Apart from evoking images of stricken mountaineers, the Newstalk commentary reminded me of a visit to one of Paris’s more unusual cemeteries. The city is famous for its great human necropolises, like Père Lachaise and Montparnasse. But the Cimetière des Chiens et Autres Animaux Domestiques is also worth seeing, albeit that it’s in the outer suburb of Asnières-sur-Seine.

As with the city’s human cemeteries, the Cimetière des Chiens houses some famous dead. None more famous than Rin Tin Tin: the Franco-German Shepherd who was rescued from a first World War battlefield to become a Hollywood star and was originally buried in Los Angeles before his remains were repatriated.

In other cases, it’s only the pet’s owner who was well known. An example is a dog called “Drac”, described on his headstone as “Loyal companion through tragic times, Precious friend in exile”. After which is recorded the name of his mistress: “Queen Elizabeth, Princess of Romania”. Which adds an intriguing – if not disturbing – note to the animal’s name.

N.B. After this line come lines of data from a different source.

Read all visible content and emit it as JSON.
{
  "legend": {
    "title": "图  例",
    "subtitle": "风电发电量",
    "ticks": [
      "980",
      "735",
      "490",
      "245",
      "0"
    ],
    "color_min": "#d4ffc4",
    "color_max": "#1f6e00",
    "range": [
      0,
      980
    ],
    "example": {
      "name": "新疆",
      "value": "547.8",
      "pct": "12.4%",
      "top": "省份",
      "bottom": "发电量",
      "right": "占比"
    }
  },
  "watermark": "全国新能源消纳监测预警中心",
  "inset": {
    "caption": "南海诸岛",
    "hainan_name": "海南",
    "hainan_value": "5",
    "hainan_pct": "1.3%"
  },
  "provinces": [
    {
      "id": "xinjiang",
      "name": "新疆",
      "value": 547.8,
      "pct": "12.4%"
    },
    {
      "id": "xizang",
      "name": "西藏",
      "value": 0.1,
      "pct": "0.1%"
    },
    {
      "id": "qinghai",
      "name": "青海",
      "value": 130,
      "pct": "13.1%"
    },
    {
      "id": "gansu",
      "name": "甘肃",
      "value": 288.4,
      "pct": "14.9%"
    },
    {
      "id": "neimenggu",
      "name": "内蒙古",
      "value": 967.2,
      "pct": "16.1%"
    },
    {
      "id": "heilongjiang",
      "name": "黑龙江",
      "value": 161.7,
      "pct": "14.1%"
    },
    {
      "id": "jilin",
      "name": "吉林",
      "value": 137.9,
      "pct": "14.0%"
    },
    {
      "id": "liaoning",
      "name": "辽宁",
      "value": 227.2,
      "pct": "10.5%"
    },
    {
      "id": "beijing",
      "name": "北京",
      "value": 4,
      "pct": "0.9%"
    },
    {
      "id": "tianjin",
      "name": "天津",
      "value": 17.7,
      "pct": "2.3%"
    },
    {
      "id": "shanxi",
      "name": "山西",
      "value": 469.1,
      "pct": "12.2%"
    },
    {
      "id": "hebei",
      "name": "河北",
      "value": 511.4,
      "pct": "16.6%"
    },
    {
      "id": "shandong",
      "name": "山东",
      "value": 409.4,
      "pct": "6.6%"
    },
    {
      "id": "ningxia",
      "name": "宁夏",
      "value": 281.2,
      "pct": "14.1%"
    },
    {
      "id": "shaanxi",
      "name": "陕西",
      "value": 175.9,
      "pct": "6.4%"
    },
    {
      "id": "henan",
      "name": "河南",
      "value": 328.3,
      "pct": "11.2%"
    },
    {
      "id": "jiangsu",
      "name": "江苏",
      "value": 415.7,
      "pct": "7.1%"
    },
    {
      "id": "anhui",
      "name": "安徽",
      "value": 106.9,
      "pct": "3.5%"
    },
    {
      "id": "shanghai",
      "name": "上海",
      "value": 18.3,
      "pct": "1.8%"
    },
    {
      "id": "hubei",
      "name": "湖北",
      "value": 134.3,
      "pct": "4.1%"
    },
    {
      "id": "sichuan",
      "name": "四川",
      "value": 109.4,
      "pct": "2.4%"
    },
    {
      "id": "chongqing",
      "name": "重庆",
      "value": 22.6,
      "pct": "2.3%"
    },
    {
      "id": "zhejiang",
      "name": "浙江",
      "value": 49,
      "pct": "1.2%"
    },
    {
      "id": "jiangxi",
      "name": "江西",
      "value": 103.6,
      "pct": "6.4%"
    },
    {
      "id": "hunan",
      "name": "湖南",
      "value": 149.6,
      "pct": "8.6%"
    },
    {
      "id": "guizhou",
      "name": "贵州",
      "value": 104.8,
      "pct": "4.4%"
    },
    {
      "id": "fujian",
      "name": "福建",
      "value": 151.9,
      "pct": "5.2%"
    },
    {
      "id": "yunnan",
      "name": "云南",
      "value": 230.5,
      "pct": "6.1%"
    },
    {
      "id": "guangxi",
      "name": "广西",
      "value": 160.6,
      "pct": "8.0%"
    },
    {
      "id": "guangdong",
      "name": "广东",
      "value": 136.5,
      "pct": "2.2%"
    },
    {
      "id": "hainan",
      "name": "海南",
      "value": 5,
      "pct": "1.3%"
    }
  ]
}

While most of the pets buried at Asnières were four-legged, it is a multi-denominational cemetery. Thus the graves also include at least one member of the poultry community, who we are told lived from 1906 to 1922 and, although not given a name, is commemorated with one of the more touching inscriptions: À ma cocotte affectionée. Vécu 16 ans. Fidèle compagne inseparable. Regrettée de ta maitresse restée inconsolable. (To my affectionate hen. 16 years old. Faithful inseparable companion. Mourned by your mistress who remains inconsolable.) But dogs are the dominant persuasion. And getting back to where we started, pride of place in the cemetery goes to a St Bernard called Barry, a famous Swiss mountain rescuer from the early 1800s. He’s not buried there, in fact. Such was his renown that when he died, he was stuffed and mounted in Bern’s Natural History Museum.

The Paris cemetery commemorates him with a heroic sculpture and the troubling epitaph: “He saved the lives of 40. He was killed by the 41st”. Only half of which is true.

He did indeed save 40 lives, in a career that coincided with the Napoleonic wars. But the rest of the inscription was inspired by a happily-apocryphal story to the effect that his last beneficiary was a soldier who, licked back to consciousness, mistook his rescuer for a wolf and killed him with a bayonet. No such thing happened. The great St Bernard lived to retire from active service and expired peacefully in 1814. But not only was his demise dramatised for vulgar tastes. Despite the dog having lived and died before Landseer invented the myth, the sculptor still insisted on giving him a barrel.